Ahhh.
One of my favorite subjects ever of all time, and why I don't hunt a compound anymore. For me, and the hunting I do, it doesn't get any better than a 3 piece recurve. In my younger years, when my family had ponies and I didn't work 50-60 hour weeks right up until bow season kicks off (nor did I have a mortgage or ex wife, or piles of bills) I didn't think twice about grabbing my compound, throwing a saddle on Whiskey, and grabbing a pack horse. I got really good at fixing broke parts on a wheelie for a few years there. Well, as happens with stock, they got old and lamed up, but I never lost that desire for the quiet and solitude that backcountry the size of The Bob can bring to wanderers soul like mine.
For me, the next logical step was to get into backpacking. By this point in my life, I'd long since given up on compounds and gadgetry. In fact, it was the explosion of "bowhunters" buying their way in with compounds that made me continue to find ways to get away from the crowds. The way I see it, genuine backcountry bowhunting is an extremely low odds, high effort endeavor. Which is great, because it should keep the penis measurers away from the best way to spend weekends in September and October.

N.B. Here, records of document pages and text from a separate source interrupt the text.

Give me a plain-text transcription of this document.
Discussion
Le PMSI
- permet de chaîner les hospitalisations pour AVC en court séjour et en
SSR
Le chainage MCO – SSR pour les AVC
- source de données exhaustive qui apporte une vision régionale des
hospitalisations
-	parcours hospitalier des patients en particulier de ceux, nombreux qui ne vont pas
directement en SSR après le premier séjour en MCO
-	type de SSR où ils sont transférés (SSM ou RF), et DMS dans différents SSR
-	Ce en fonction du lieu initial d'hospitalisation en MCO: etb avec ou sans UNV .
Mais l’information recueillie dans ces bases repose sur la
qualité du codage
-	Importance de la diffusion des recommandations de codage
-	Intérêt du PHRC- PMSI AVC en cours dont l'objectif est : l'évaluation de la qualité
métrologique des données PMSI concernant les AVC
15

Last fall. The Bob. Brad was there too.
My Silvertip came to me, used and abused, by a close friend and supervisor at the mill I work at. That bow has quite a history between us two, and has seen a lot of hard miles. I wish I could say it's killed a pile of game. I'm working on it :D
One of the best advantages of a 3 piece takedown, the way I see it, is the ability to put on a set of lighter limbs to shoot the part of the year that's not hunting season. Fletch them the same and play with weights until both sets of limbs send both arrows through the chronograph the same FPS. The reason is that your brain doesn't have to learn two different trajectories. I keep my "girl limbs" in the truck with a half dozen arrows just in case I bust a limb (which hasn't happened in the 8 years I've been hunting my Silvertip) Other than that, I keep a spare string in the pack that's been "shot in" and I mark my brace height with a sharpie on all the arrows in my quiver. Keeping a recurve running in the backcountry is as simple as it gets, and usually pretty far down my list of crap to worry about.